Clear running waters, beautiful natural landscapes and beneficial climatic conditions served to create the ideal place for healing of man with the power of the gods, with the divine power of Apollo! Hence, the Sanctuary of Asklepieion, which was erected at Epidaurus before the 4th C BC, gained fame throughout the ancient world for its unique healing practices. It is said that more than 200 healing centres worked under Asklepieion’s authorization throughout the Eastern Mediterranean area.
On the southeast end of the sanctuary lies the Ancient Theatre of Epidaurus! According to Pausanias, the ancient theatre was constructed by the architect Polykleitos the Younger.

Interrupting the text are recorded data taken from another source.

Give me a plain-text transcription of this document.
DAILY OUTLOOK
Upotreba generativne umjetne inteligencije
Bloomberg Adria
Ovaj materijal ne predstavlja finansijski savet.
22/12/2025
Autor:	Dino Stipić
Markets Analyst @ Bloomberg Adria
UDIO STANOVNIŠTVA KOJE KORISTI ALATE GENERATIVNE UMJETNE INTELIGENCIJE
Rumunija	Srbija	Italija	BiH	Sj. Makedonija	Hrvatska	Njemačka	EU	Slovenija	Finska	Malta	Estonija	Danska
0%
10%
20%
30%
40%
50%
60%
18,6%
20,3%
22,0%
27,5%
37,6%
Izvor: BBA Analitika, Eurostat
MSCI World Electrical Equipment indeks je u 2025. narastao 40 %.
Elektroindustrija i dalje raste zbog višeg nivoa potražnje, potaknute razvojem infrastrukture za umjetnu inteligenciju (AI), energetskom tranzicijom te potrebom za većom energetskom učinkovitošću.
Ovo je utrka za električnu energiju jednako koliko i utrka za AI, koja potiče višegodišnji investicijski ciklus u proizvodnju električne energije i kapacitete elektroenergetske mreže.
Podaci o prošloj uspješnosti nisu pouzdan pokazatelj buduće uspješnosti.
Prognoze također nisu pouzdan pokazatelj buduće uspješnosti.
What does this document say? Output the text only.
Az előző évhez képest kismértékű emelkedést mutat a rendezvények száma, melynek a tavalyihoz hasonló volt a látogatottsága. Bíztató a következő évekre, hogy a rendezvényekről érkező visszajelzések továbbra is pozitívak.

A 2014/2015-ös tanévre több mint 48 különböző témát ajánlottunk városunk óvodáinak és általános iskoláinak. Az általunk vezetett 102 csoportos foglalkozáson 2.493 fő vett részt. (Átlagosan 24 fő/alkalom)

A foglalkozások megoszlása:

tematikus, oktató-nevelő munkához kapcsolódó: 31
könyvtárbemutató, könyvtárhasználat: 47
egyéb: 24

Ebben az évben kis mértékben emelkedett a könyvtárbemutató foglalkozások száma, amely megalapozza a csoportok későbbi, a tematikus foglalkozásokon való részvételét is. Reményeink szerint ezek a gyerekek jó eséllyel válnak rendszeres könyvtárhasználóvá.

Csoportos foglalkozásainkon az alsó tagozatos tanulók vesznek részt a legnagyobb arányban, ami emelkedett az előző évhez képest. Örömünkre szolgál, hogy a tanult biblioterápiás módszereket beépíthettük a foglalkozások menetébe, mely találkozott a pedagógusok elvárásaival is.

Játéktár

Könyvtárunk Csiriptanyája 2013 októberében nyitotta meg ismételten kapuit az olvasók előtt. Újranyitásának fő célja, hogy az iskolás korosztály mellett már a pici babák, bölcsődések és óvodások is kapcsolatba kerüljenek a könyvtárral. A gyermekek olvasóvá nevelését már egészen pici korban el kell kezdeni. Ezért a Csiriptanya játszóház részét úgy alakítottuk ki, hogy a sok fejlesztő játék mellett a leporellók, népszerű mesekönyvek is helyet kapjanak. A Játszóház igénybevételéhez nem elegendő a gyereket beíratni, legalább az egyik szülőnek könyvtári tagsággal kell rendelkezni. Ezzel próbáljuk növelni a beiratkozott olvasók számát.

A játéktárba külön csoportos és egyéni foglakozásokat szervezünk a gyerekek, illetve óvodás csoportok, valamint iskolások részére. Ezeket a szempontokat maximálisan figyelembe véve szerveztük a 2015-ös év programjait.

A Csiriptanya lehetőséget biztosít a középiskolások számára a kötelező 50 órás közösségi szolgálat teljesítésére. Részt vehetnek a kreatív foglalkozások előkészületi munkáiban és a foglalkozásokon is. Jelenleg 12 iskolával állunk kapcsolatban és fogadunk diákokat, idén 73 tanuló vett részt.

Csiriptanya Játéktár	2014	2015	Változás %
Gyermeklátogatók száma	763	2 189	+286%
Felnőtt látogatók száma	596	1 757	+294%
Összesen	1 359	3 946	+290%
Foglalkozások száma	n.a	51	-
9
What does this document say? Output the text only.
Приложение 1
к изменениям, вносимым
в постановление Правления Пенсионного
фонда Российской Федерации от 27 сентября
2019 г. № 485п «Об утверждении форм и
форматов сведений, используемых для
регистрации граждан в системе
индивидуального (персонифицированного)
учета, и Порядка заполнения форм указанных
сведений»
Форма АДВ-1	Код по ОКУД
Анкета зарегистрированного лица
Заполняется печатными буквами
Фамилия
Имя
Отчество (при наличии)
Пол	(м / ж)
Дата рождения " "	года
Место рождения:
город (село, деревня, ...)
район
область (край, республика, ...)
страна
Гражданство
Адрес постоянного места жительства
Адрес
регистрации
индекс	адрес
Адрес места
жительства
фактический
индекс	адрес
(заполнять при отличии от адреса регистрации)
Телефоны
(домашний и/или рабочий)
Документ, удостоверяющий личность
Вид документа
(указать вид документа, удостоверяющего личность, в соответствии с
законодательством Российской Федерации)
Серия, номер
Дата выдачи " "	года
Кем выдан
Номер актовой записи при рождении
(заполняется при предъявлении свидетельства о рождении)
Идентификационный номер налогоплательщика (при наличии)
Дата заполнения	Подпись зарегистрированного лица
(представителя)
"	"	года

Pausanias praises the theatre for its symmetry and beauty. At a maximum capacity of 13,000 to 14,000 spectators, the theatre hosted music, singing, ancient classical tragedies and dramatic games that were included in the worship of Asklepios, God of Medicine. It was also used as a means to heal patients, since there was a belief that the observation of dramatic shows and tragedies had positive effects on mental and physical health. Today, the monument attracts a large number of Greek and foreign visitors and is used for the performance of ancient drama plays.